February. A short month that, for fellow students and myself flies by all too quickly. We are finally adjusting to our schedules and getting to know our new professors just in time for our first midterm exam. February is not only an adjustment month for all of us here at MSU, Denver but also a whole month dedicated to heart health! As we all know heart disease is one of the leading causes of death in the United States. According to the American Heart Association, about 80 million adults in the U.S. have at least one form of heart disease- including coronary artery disease, heart rhythm problems, heart defects, infections and cardiomyopathy. We can make very simple adjustments to our diet to make ourselves more heart healthy. One simple step is to increase fruit and vegetable intake.
Fruits and vegetables not only offer an array of vitamins and minerals but they also provide antioxidants. As we all know from our many tedious hours of organic chemistry, free radicals are formed from chemical reactions in the body that causes an unpaired electron or “free radical” to be roaming around in our systems. This free radical is highly reactive and has been linked to many diseases, such as coronary artery disease and some forms of cancer. Since antioxidants are one of our best defenses against free radicals it is important to get the recommended intake of fruits and vegetables. The American Heart Association recommends
• Fruits and vegetables: At least 4.5 servings a day
• Fish (preferably oily fish): At least to 3.5 ounce servings per week
• Fiber-rich whole grains: At least 1-ounce-equivalent servings a day
• Sodium: Less than 1,500 mg a day
• Sugar-sweetened beverages: No more than 450 calories (36 ounces) per week.
As future nutritional professionals we can increase people’s fruit and vegetable intake by introducing new foods or new ways to cook certain foods. I personally feel like every recipe I come across lately involves cauliflower, or maybe it’s just my particular Pinterest feed. Either way it is a fantastic vegetable to recommend to anyone who wants to become more heart healthy. Cauliflower’s cousins are cabbage, kale and broccoli, which are rich in nutrients and provide health-promoting compounds not found in many other vegetables. Cauliflower has been linked to cancer prevention, detox support, and providing excellent anti-inflammatory benefits. More importantly for the heart patient, it provides antioxidants! Cauliflower is a great source of vitamin C and manganese. It also provides a vast array of phytonutrients including beta-carotene, beta-cryptoxanthin, caffeic acid and cinnamic acid which are just a few of its phytonutrients that could prevent free radicals. In order to increase Cauliflower intake I have included my favorite recipe from Dr. Andrew Weil’s True Food Kitchen cookbook.

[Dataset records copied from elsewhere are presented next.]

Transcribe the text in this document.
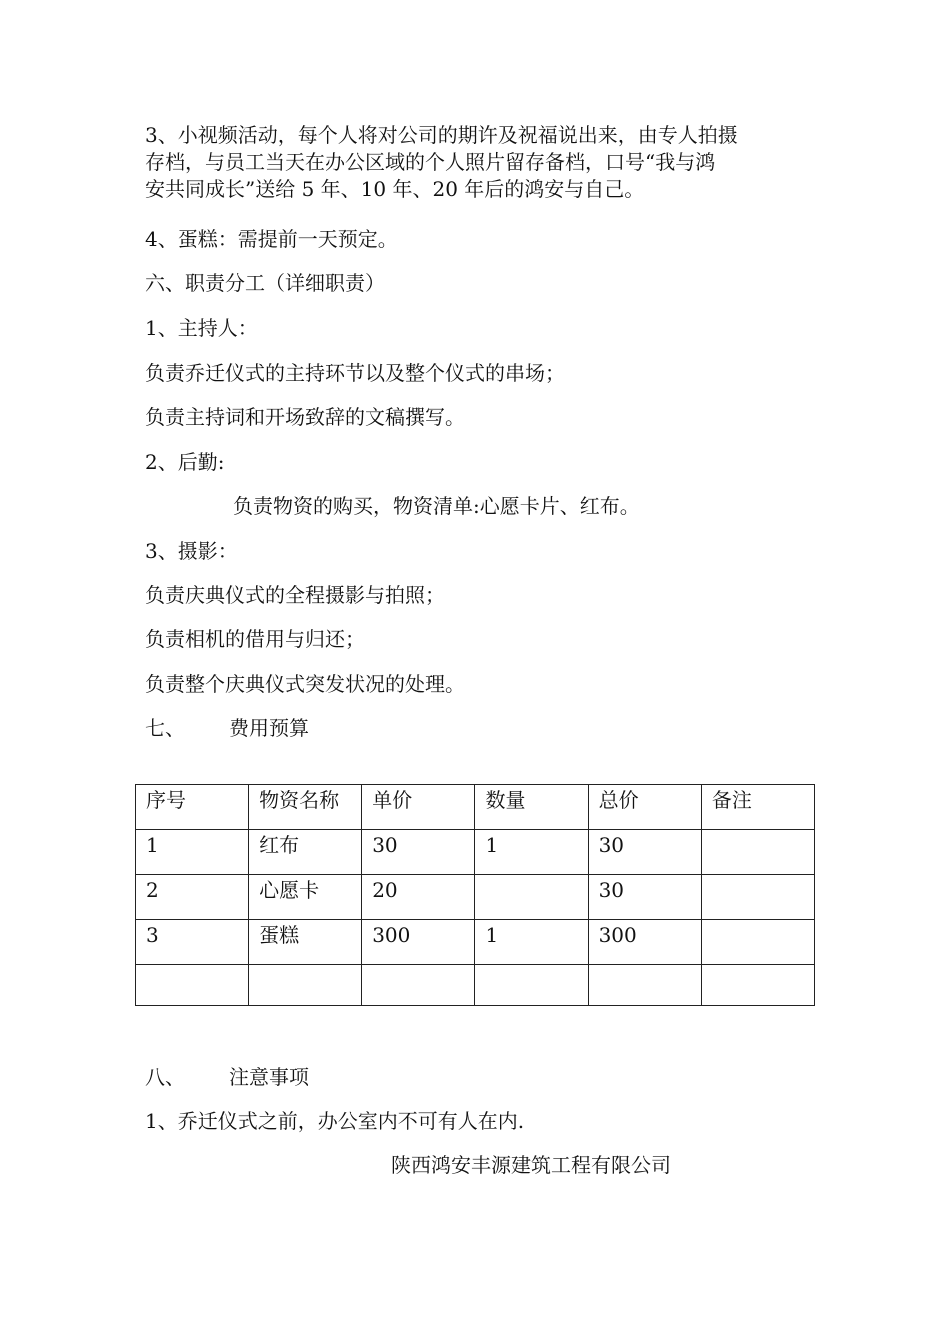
3、小视频活动，每个人将对公司的期许及祝福说出来，由专人拍摄
存档，与员工当天在办公区域的个人照片留存备档，口号“我与鸿
安共同成长”送给 5 年、10 年、20 年后的鸿安与自己。

4、蛋糕：需提前一天预定。

六、职责分工（详细职责）

1、主持人：

负责乔迁仪式的主持环节以及整个仪式的串场；

负责主持词和开场致辞的文稿撰写。

2、后勤:

负责物资的购买，物资清单:心愿卡片、红布。

3、摄影：

负责庆典仪式的全程摄影与拍照；

负责相机的借用与归还；

负责整个庆典仪式突发状况的处理。

七、 费用预算

序号	物资名称	单价	数量	总价	备注
1	红布	30	1	30	
2	心愿卡	20		30	
3	蛋糕	300	1	300	

八、 注意事项

1、乔迁仪式之前，办公室内不可有人在内.

陕西鸿安丰源建筑工程有限公司
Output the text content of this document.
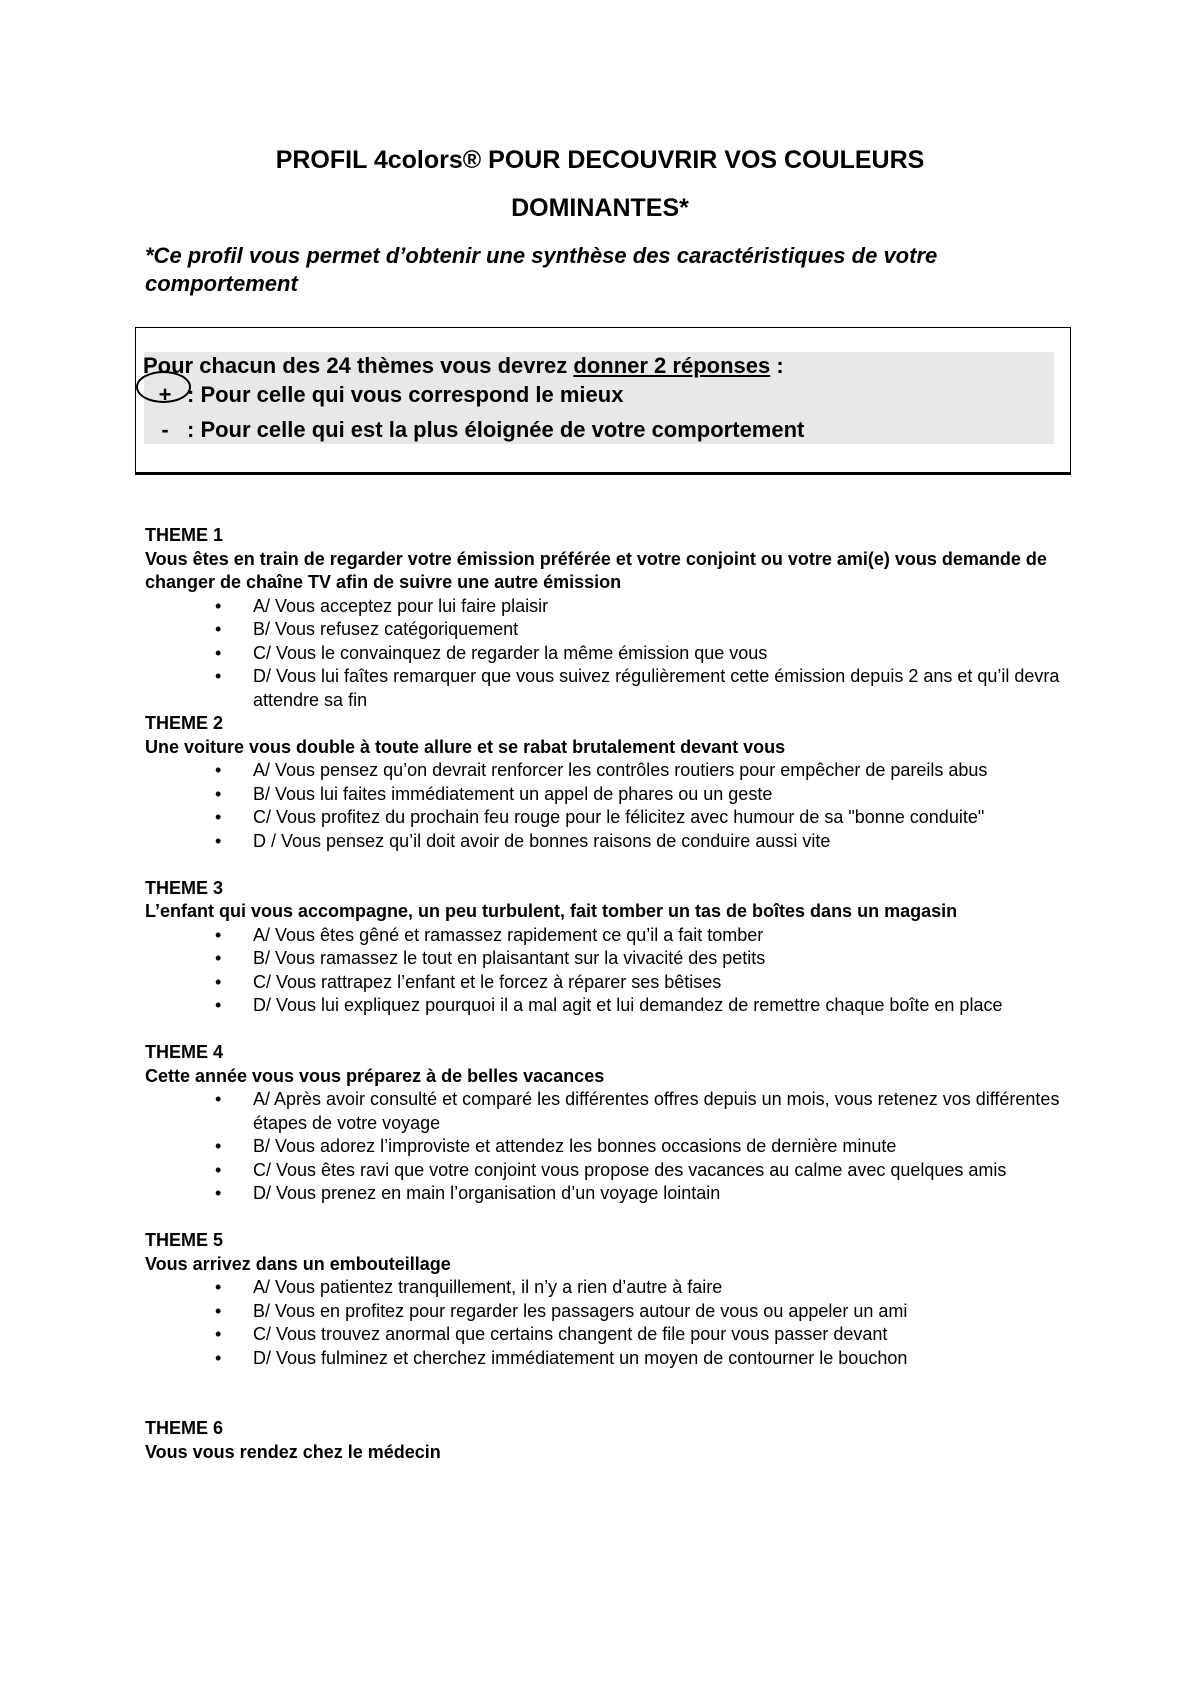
PROFIL 4colors® POUR DECOUVRIR VOS COULEURS
DOMINANTES*
*Ce profil vous permet d’obtenir une synthèse des caractéristiques de votre comportement
Pour chacun des 24 thèmes vous devrez donner 2 réponses :
+ : Pour celle qui vous correspond le mieux
- : Pour celle qui est la plus éloignée de votre comportement
THEME 1
Vous êtes en train de regarder votre émission préférée et votre conjoint ou votre ami(e) vous demande de changer de chaîne TV afin de suivre une autre émission
• A/ Vous acceptez pour lui faire plaisir
• B/ Vous refusez catégoriquement
• C/ Vous le convainquez de regarder la même émission que vous
• D/ Vous lui faîtes remarquer que vous suivez régulièrement cette émission depuis 2 ans et qu’il devra attendre sa fin
THEME 2
Une voiture vous double à toute allure et se rabat brutalement devant vous
• A/ Vous pensez qu’on devrait renforcer les contrôles routiers pour empêcher de pareils abus
• B/ Vous lui faites immédiatement un appel de phares ou un geste
• C/ Vous profitez du prochain feu rouge pour le félicitez avec humour de sa "bonne conduite"
• D / Vous pensez qu’il doit avoir de bonnes raisons de conduire aussi vite
THEME 3
L’enfant qui vous accompagne, un peu turbulent, fait tomber un tas de boîtes dans un magasin
• A/ Vous êtes gêné et ramassez rapidement ce qu’il a fait tomber
• B/ Vous ramassez le tout en plaisantant sur la vivacité des petits
• C/ Vous rattrapez l’enfant et le forcez à réparer ses bêtises
• D/ Vous lui expliquez pourquoi il a mal agit et lui demandez de remettre chaque boîte en place
THEME 4
Cette année vous vous préparez à de belles vacances
• A/ Après avoir consulté et comparé les différentes offres depuis un mois, vous retenez vos différentes étapes de votre voyage
• B/ Vous adorez l’improviste et attendez les bonnes occasions de dernière minute
• C/ Vous êtes ravi que votre conjoint vous propose des vacances au calme avec quelques amis
• D/ Vous prenez en main l’organisation d’un voyage lointain
THEME 5
Vous arrivez dans un embouteillage
• A/ Vous patientez tranquillement, il n’y a rien d’autre à faire
• B/ Vous en profitez pour regarder les passagers autour de vous ou appeler un ami
• C/ Vous trouvez anormal que certains changent de file pour vous passer devant
• D/ Vous fulminez et cherchez immédiatement un moyen de contourner le bouchon
THEME 6
Vous vous rendez chez le médecin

Makes 10 cups, 4 to 6 servings
1/3 cup raw cashews
2 teaspoons extra virgin olive oil
1 medium onion, diced
1 large head cauliflower, cut into 1-inch pieces
1 (14 ounce) can light coconut milk
2 tablespoons curry powder
1 teaspoon ground tumeric
1 teaspoon evaporated cane sugar
¼ teaspoon ground cinnamon
¼ cup chopped cilantro
1. Put the cashews in a blender and blend until finely ground. Add 3/4 cup of water and blend for 2 minutes. Pour the cashew mixture through a fine-mesh strainer, pressing on the solids with the back of a spoon, into a bowl. Set the cashew milk aside until needed.

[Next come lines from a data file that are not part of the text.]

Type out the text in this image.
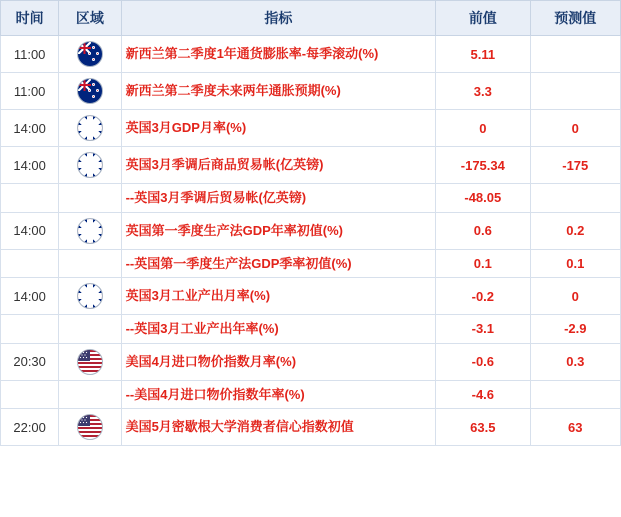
时间	区域	指标	前值	预测值
11:00		新西兰第二季度1年通货膨胀率-每季滚动(%)	5.11	
11:00		新西兰第二季度未来两年通胀预期(%)	3.3	
14:00		英国3月GDP月率(%)	0	0
14:00		英国3月季调后商品贸易帐(亿英镑)	-175.34	-175
		--英国3月季调后贸易帐(亿英镑)	-48.05	
14:00		英国第一季度生产法GDP年率初值(%)	0.6	0.2
		--英国第一季度生产法GDP季率初值(%)	0.1	0.1
14:00		英国3月工业产出月率(%)	-0.2	0
		--英国3月工业产出年率(%)	-3.1	-2.9
20:30		美国4月进口物价指数月率(%)	-0.6	0.3
		--美国4月进口物价指数年率(%)	-4.6	
22:00		美国5月密歇根大学消费者信心指数初值	63.5	63
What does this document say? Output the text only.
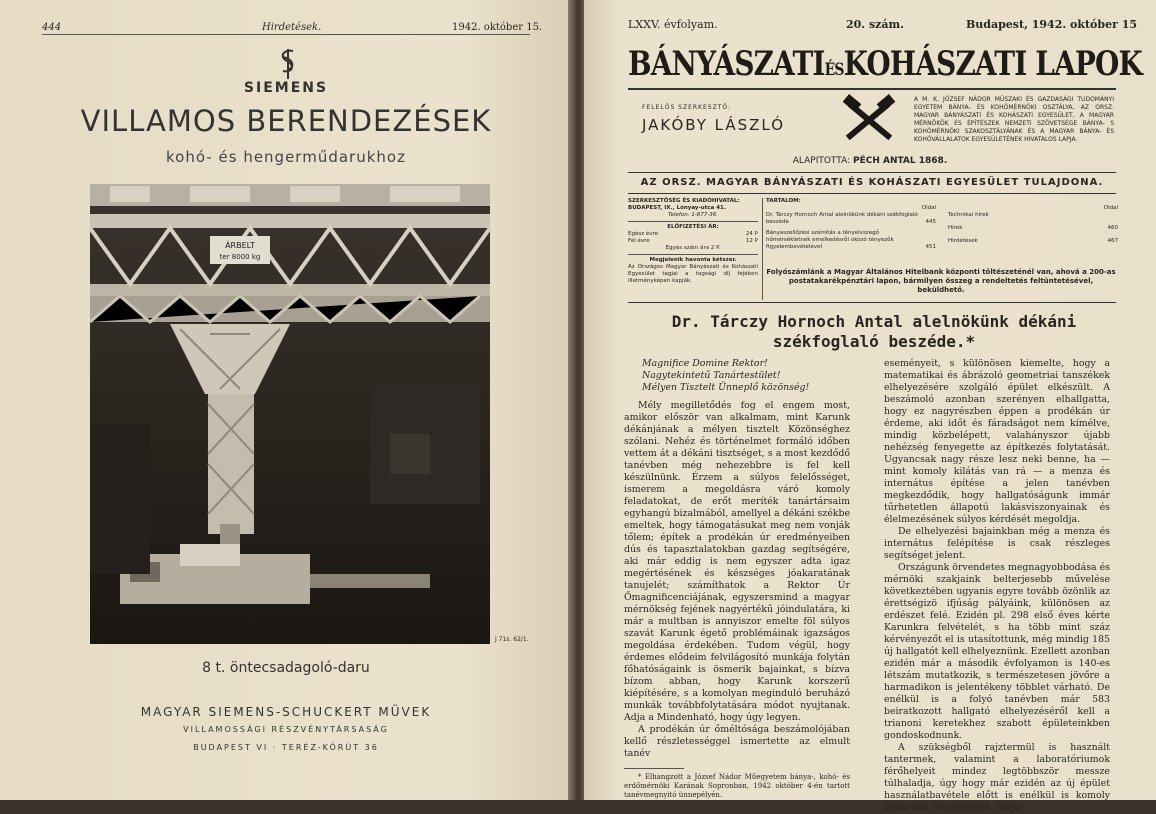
444	Hirdetések.	1942. október 15.
SIEMENS
VILLAMOS BERENDEZÉSEK
kohó- és hengerműdarukhoz
ÁRBELT
ter 8000 kg
J 71s. 62/1.
8 t. öntecsadagoló-daru
MAGYAR SIEMENS-SCHUCKERT MÜVEK
VILLAMOSSÁGI RÉSZVÉNYTÁRSASÁG
BUDAPEST VI · TERÉZ-KÖRÚT 36
LXXV. évfolyam.	20. szám.	Budapest, 1942. október 15
BÁNYÁSZATIÉSKOHÁSZATI LAPOK
FELELŐS SZERKESZTŐ:
JAKÓBY LÁSZLÓ
A M. K. JÓZSEF NÁDOR MŰSZAKI ÉS GAZDASÁGI TUDOMÁNYI EGYETEM BÁNYA- ÉS KOHÓMÉRNÖKI OSZTÁLYA, AZ ORSZ. MAGYAR BÁNYÁSZATI ÉS KOHÁSZATI EGYESÜLET, A MAGYAR MÉRNÖKÖK ÉS ÉPÍTÉSZEK NEMZETI SZÖVETSÉGE BÁNYA- S KOHÓMÉRNÖKI SZAKOSZTÁLYÁNAK ÉS A MAGYAR BÁNYA- ÉS KOHÓVÁLLALATOK EGYESÜLETÉNEK HIVATALOS LAPJA.
ALAPITOTTA: PÉCH ANTAL 1868.
AZ ORSZ. MAGYAR BÁNYÁSZATI ÉS KOHÁSZATI EGYESÜLET TULAJDONA.
SZERKESZTŐSÉG ÉS KIADÓHIVATAL:
BUDAPEST, IX., Lónyay-utca 41.
Telefon: 1-877-36.
ELŐFIZETÉSI ÁR:
Egész évre	24 P
Fél évre	12 P
Egyes szám ára 2 P.
Megjelenik havonta kétszer.
Az Országos Magyar Bányászati és Kohászati Egyesület tagjai a tagsági díj fejében illetményképen kapják.
TARTALOM:
Oldal
Dr. Tárczy Hornoch Antal alelnökünk dékáni székfoglaló beszéde	445
Bányaszellőzési számítás a tényelvszegő hőmérsékletnek emelkedésről okozó tényezők figyelembevételével	451
Oldal
Technikai hírek
Hírek	460
Hirdetések	467
Folyószámlánk a Magyar Általános Hitelbank központi tőltészeténél van, ahová a 200-as postatakarékpénztári lapon, bármilyen összeg a rendeltetés feltüntetésével, beküldhető.
Dr. Tárczy Hornoch Antal alelnökünk dékáni székfoglaló beszéde.*

Magnifice Domine Rektor!

Nagytekintetű Tanártestület!

Mélyen Tisztelt Ünneplő közönség!

Mély megilletődés fog el engem most, amikor először van alkalmam, mint Karunk dékánjának a mélyen tisztelt Közönséghez szólani. Nehéz és történelmet formáló időben vettem át a dékáni tisztséget, s a most kezdődő tanévben még nehezebbre is fel kell készülnünk. Érzem a súlyos felelősséget, ismerem a megoldásra váró komoly feladatokat, de erőt meríték tanártársaim egyhangú bizalmából, amellyel a dékáni székbe emeltek, hogy támogatásukat meg nem vonják tőlem; építek a prodékán úr eredményeiben dús és tapasztalatokban gazdag segítségére, aki már eddig is nem egyszer adta igaz megértésének és készséges jóakaratának tanujelét; számíthatok a Rektor Úr Őmagnificenciájának, egyszersmind a magyar mérnökség fejének nagyértékű jóindulatára, ki már a multban is annyiszor emelte föl súlyos szavát Karunk égető problémáinak igazságos megoldása érdekében. Tudom végül, hogy érdemes elődeim felvilágosító munkája folytán főhatóságaink is ösmerik bajainkat, s bízva bízom abban, hogy Karunk korszerű kiépítésére, s a komolyan meginduló beruházó munkák továbbfolytatására módot nyujtanak. Adja a Mindenható, hogy úgy legyen.

A prodékán úr őméltósága beszámolójában kellő részletességgel ismertette az elmult tanév

* Elhangzott a József Nádor Műegyetem bánya-, kohó- és erdőmérnöki Karának Sopronban, 1942 október 4-én tartott tanévmegnyitó ünnepélyén.

eseményeit, s különösen kiemelte, hogy a matematikai és ábrázoló geometriai tanszékek elhelyezésére szolgáló épület elkészült. A beszámoló azonban szerényen elhallgatta, hogy ez nagyrészben éppen a prodékán úr érdeme, aki időt és fáradságot nem kímélve, mindig közbelépett, valahányszor újabb nehézség fenyegette az építkezés folytatását. Ugyancsak nagy része lesz neki benne, ha — mint komoly kilátás van rá — a menza és internátus építése a jelen tanévben megkezdődik, hogy hallgatóságunk immár tűrhetetlen állapotú lakásviszonyainak és élelmezésének súlyos kérdését megoldja.

De elhelyezési bajainkban még a menza és internátus felépítése is csak részleges segítséget jelent.

Országunk örvendetes megnagyobbodása és mérnöki szakjaink belterjesebb művelése következtében ugyanis egyre tovább özönlik az érettségizö ifjúság pályáink, különösen az erdészet felé. Ezidén pl. 298 első éves kérte Karunkra felvételét, s ha több mint száz kérvényezőt el is utasítottunk, még mindig 185 új hallgatót kell elhelyeznünk. Ezellett azonban ezidén már a második évfolyamon is 140-es létszám mutatkozik, s természetesen jövőre a harmadikon is jelentékeny többlet várható. De enélkül is a folyó tanévben már 583 beiratkozott hallgató elhelyezéséről kell a trianoni keretekhez szabott épületeinkben gondoskodnunk.

A szükségből rajztermül is használt tantermek, valamint a laboratóriumok férőhelyeit mindez legtöbbször messze túlhaladja, úgy hogy már ezidén az új épület használatbavétele előtt is enélkül is komoly zökkenők fenyegetnek. Ideje-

2. In a large pot, heat the olive oil over low heat. Add the onions and sauté until golden. Add the cauliflower, coconut milk, cashew milk, curry powder, turmeric, cumin, sugar, cinnamon and salt. Add enough water to cover. Bring to a low boil, reduce heat and simmer until cauliflower is tender, about 10 minutes.

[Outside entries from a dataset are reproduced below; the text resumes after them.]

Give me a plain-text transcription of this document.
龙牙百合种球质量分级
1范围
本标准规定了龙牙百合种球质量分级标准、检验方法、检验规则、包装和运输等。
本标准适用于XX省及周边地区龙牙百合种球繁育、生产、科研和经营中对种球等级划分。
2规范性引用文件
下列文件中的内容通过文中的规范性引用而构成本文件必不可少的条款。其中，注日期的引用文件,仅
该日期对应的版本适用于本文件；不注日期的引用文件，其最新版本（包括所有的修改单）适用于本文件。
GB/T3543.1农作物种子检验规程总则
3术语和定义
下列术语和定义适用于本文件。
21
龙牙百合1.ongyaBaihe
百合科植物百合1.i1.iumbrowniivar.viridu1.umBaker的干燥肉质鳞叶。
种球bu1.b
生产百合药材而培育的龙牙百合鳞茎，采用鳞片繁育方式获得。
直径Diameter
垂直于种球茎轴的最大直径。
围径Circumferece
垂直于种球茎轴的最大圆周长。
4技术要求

3. Blend the soup with an immersion blender until the desired consistency is reached. If using a standing blender, allow the mixture to cool for 20 minutes. Pour the soup into the blender. Hold the lid down firmly with a clean, folded towel over it. Start on low speed and blend until the soup is smooth. Return to the pot and reheat if serving hot. Ladle into bowls and garnish with the onions and cilantro before serving.
Enjoy, and remember it is heart health month so take a break from studying to get active and enjoy our beautiful Colorado weather or cook up some new Cauliflower dishes in the kitchen!